Secouant énergiquement la tête, à la fois pour chasser ces sombres pensées et pour éveiller quelque ses sens assommés par la chaleur et l’humidité de la jungle, Binn scruta, pour la énième fois, les environs. Il se sentait épié, surveillé par un obscur danger, un prédateur qui attendait le moment de faiblesse, l’instant où il baisserait sa garde. D’une main distraite, il s’essuya le front. Il suait abondamment, ce qu’il avait toujours détesté. Enfin, il toussota pour s’éclaircir la gorge avant de répondre à Nilo.


Au risque de paraître cliché, je dois avouer que tout cela ne me dit rien qui vaille. Trois cadavres, trois morts assassinés, d’un ou plusieurs moyens inconnus. Une scène de crime au beau milieu de la nature, pratiquement aucun indice. Pas moyen d’avoir un début d’hypothèse. À part peut-être que, pendant leur patrouille, quelque chose leur est tombé dessus et ne leur a pas laissé de chance.
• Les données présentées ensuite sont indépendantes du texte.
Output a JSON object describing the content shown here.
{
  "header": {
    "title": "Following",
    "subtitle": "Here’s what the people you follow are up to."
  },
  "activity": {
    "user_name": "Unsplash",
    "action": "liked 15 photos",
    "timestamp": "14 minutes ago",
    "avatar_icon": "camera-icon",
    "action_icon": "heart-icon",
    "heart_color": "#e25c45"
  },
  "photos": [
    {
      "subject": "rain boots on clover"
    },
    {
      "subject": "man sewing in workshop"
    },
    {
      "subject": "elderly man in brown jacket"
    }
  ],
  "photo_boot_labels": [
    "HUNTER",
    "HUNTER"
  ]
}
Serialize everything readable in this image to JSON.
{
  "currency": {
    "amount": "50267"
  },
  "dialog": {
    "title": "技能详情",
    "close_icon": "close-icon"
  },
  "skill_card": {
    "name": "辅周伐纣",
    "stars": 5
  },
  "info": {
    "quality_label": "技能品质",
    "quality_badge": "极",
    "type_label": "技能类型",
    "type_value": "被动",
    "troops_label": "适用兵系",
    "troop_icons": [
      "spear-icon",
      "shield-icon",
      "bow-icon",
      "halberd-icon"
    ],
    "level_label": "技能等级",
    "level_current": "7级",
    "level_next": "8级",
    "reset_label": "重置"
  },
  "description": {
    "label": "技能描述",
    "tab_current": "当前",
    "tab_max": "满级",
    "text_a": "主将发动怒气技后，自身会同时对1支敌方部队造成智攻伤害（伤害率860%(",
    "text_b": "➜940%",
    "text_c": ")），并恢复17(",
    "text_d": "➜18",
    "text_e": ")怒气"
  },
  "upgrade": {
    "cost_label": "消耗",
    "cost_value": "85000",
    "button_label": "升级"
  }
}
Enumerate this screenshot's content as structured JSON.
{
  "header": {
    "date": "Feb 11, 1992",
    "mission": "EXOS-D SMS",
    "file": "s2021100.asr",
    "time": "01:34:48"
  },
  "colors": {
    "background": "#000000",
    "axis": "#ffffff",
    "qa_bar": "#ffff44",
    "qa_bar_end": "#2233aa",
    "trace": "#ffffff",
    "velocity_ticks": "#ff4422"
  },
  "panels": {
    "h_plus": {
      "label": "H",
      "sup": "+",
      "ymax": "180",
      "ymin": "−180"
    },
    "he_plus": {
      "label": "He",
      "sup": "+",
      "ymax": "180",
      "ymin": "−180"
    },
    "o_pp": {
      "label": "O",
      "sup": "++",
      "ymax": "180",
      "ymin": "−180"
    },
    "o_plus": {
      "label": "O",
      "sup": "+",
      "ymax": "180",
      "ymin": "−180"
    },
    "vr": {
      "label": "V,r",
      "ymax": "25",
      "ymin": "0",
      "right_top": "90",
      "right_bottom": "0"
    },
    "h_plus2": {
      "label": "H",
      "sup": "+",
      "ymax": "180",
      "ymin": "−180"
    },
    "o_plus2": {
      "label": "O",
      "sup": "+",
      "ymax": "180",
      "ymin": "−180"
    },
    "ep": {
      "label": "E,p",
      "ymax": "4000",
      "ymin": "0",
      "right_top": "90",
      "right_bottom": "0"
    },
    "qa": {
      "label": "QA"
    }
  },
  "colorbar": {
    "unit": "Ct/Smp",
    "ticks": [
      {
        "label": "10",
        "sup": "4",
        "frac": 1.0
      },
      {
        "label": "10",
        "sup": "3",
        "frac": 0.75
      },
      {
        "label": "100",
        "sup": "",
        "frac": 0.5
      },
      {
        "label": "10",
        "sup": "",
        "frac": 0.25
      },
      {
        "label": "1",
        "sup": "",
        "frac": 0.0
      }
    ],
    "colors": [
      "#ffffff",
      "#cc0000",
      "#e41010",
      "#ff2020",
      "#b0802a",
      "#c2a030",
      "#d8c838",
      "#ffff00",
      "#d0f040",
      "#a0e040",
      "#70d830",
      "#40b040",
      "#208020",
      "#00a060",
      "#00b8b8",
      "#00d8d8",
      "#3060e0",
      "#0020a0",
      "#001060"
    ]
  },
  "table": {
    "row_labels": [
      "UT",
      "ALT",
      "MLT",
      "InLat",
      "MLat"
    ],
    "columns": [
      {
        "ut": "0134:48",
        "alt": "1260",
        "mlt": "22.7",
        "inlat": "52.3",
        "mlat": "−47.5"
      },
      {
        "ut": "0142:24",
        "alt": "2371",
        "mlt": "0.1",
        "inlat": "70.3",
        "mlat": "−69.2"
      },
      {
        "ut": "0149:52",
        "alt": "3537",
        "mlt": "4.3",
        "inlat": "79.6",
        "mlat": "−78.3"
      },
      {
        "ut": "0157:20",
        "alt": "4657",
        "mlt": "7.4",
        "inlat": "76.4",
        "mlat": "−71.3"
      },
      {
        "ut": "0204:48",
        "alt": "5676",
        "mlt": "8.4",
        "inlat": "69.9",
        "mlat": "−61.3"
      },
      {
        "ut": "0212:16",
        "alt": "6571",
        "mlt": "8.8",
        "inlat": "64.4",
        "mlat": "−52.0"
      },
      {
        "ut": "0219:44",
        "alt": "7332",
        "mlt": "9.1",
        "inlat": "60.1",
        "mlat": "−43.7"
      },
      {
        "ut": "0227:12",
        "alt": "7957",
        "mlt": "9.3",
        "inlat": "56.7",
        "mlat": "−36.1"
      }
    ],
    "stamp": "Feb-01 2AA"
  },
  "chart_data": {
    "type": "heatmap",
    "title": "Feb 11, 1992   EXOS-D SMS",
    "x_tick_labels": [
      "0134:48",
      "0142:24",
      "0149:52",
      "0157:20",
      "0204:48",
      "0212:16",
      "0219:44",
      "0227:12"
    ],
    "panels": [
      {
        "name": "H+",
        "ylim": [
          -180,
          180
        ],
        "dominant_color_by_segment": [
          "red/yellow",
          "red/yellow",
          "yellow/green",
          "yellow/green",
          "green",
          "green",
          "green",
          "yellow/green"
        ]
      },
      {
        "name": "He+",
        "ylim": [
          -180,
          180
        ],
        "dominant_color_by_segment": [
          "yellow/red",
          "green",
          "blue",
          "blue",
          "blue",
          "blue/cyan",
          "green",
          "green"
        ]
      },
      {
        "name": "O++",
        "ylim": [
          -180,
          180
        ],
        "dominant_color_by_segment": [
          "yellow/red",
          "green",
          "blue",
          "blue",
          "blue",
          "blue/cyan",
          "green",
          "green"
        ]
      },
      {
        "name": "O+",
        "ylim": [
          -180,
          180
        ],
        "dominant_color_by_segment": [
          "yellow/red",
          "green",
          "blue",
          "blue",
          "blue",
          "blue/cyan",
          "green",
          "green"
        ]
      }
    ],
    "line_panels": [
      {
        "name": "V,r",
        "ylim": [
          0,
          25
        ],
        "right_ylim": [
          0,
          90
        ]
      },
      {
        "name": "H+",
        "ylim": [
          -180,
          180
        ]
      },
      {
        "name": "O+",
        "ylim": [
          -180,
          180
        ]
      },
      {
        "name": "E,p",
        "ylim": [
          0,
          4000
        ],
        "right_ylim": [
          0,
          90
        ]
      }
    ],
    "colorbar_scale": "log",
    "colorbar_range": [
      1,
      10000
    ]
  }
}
Peut-être nos gars ont-ils été encerclés, ce serait pour ça qu’il sont dans cette position. Sinon, je voudrais bien demander de l'aide au Cookie mais je ne parle pas sa langue. Vous docteur, vous la parlez?

Malox afficha une grimace de mécontentement. La situation lui échappait et il sentait que leur vie était de plus en plus en danger. Il se redressa soudainement, frappé par une autre question.

Et pourquoi une heure après la perte du signal radio? Un genre de brouillage? Peut-être une force d'invasion ou un groupe d'éclaireurs ennemi? Ou alors autre chose. Les patrouilleurs auraient-ils vu ou entendu quelque chose qu'il ne fallait pas?

Cornegidouille...

Finalement, résigné, il se tourna vers leur «guide».

Dites donc, votre espèce est habituée à la forêt. Sentez-vous quelque chose d'anormal? Un danger? Vous êtes vraiment plus à l'aise que nous en ces lieux.

Binn attendit les réponses à ses interrogations, une main sur la crosse de son blaster, l'autre tenant le mouchoir, moite, qui lui servait à s'éponger le front.